Chiusa al mattino per tre giorni nei mesi strategici di luglio e agosto

L’esperimento
Soltanto per luglio e agosto, mesi notoriamente strategici per il Lario, l’orario della mostra, da martedì a giovedì, sarà dalle 15 alle 22, dal venerdì alla domenica invece dalle 10 alle 22. Basterebbe questo dato a dire che nel meccanismo di una grande esposizione – certo complesso da armonizzare, per carità – non tutto è orientato a sfruttare al massimo grado l’occasione. Perlomeno, è in contraddizione con la necessità di portare più visitatori possibile a Villa Olmo. Esigenza primaria, ovvio, visto che la promozione della mostra, per motivi logistici ma anche per scelta, è partita in zona Cesarini e si dovrebbe puntare molto sul pubblico dei turisti visto che alle scuole si arriverà solo in autunno. L’orario “ridotto” nei mesi cruciali non va, a sentire gli organizzatori, contro i turisti, visto che l’apertura è comunque protratta fino alle 22, ma va visto come un esperimento, ed è da contemplare nell’insieme delle molte attività collaterali offerte: laboratori, workshop e visite speciali. Ma anche qui l’immagine che si dà è all’insegna del “vorrei ma non posso”: c’è un gioco interattivo cui si partecipa con appositi tablet che hanno caricata l’applicazione “Play Your Travel”, per la prima volta testata in una mostra dopo le prove milanesi in campo turistico. Si gioca da soli o in squadre, con domande che invitano ad aguzzare l’ingegno “entrando” dentro una ventina di quadri di spicco.

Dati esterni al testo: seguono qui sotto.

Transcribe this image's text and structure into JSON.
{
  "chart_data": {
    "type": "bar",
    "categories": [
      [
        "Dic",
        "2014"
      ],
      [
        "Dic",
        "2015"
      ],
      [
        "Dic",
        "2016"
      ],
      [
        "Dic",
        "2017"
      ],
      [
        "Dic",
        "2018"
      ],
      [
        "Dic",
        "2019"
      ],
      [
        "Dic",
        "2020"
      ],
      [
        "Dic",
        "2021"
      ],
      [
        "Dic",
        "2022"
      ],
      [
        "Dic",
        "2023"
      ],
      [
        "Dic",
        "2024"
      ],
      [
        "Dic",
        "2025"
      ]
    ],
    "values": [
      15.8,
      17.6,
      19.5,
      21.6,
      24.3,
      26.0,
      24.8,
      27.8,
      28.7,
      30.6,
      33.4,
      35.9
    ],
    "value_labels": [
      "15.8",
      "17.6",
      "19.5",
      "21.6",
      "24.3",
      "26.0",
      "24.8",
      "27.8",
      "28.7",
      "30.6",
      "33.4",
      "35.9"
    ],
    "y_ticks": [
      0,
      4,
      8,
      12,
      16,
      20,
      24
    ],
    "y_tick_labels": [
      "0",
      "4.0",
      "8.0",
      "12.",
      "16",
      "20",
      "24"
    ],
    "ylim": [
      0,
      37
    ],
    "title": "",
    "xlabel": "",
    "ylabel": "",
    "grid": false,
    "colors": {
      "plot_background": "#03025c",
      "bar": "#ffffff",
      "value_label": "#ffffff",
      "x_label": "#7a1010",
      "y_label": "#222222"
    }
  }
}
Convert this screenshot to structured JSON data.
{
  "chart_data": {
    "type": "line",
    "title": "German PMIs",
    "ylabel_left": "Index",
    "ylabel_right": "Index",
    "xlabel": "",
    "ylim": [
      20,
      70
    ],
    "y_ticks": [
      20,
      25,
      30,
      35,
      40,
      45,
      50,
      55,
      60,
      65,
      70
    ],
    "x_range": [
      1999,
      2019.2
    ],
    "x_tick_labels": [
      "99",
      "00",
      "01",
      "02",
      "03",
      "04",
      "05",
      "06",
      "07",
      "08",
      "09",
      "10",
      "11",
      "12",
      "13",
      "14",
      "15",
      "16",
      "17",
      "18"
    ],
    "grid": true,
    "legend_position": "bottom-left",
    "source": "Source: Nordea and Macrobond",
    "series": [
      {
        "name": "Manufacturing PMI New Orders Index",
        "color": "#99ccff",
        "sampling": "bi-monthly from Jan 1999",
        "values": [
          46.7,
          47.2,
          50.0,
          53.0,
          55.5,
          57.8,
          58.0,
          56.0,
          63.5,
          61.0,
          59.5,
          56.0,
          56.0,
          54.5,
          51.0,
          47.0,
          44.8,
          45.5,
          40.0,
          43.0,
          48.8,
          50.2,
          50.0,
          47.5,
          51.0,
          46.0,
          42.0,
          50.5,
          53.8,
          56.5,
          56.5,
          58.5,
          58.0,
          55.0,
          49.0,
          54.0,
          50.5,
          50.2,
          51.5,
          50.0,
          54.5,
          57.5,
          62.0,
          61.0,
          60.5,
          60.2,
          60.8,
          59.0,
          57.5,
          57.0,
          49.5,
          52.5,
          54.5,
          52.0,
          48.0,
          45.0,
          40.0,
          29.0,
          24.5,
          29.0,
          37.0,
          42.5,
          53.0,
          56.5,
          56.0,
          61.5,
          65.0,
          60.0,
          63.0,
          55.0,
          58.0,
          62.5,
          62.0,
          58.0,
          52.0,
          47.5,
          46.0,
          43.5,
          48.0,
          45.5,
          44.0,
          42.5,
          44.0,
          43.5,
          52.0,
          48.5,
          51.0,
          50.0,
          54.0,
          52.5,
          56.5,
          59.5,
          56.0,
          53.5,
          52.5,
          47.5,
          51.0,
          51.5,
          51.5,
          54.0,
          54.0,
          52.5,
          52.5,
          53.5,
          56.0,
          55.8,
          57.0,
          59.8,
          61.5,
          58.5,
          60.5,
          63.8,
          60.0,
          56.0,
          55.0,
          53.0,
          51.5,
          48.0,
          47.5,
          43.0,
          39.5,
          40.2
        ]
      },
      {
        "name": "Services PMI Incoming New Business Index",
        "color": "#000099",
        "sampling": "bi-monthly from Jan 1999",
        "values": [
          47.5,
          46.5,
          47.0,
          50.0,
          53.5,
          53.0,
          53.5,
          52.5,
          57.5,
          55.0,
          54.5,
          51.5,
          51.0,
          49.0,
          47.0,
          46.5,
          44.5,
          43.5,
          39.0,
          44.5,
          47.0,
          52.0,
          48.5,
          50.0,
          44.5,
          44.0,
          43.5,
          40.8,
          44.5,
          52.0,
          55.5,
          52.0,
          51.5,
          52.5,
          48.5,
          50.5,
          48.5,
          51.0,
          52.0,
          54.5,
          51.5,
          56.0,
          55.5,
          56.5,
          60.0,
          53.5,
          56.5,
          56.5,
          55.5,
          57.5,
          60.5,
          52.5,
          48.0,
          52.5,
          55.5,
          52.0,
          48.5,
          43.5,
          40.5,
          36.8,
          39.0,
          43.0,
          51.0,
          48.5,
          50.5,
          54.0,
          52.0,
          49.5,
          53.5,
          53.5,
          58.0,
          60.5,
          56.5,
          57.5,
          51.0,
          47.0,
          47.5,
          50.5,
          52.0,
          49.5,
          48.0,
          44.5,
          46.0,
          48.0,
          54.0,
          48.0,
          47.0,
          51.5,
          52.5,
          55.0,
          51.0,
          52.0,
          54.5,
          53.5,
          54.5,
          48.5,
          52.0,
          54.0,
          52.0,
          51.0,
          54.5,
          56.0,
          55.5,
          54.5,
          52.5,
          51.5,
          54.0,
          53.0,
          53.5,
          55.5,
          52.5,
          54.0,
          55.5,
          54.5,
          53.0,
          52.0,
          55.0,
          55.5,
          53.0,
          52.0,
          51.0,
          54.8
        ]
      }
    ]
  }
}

Ma questa dimensione multimediale non ci sembra adeguatamente sfruttata, in un’era dove si viaggia a pane e wi-fi. E poi c’è l’allestimento: elegante e sobrio, sì, giocato esso pure come una città che spiega la città, e per la prima volta dota la villa di sedili per giocare a trasformare il contenitore delle grandi mostre del Comune di Como in un vero museo dove meditare con calma le opere. Ma perché in qualche sala, le sedute, e non in tutte? E il teatrino, gioiello della villa, perché non è aperto ai visitatori? È un peccato, dato che è un gioiello nel gioiello neoclassico. La mostra ha per tutti questi motivi il significato di un test. Staremo a vedere se, il 17 novembre, i conti torneranno.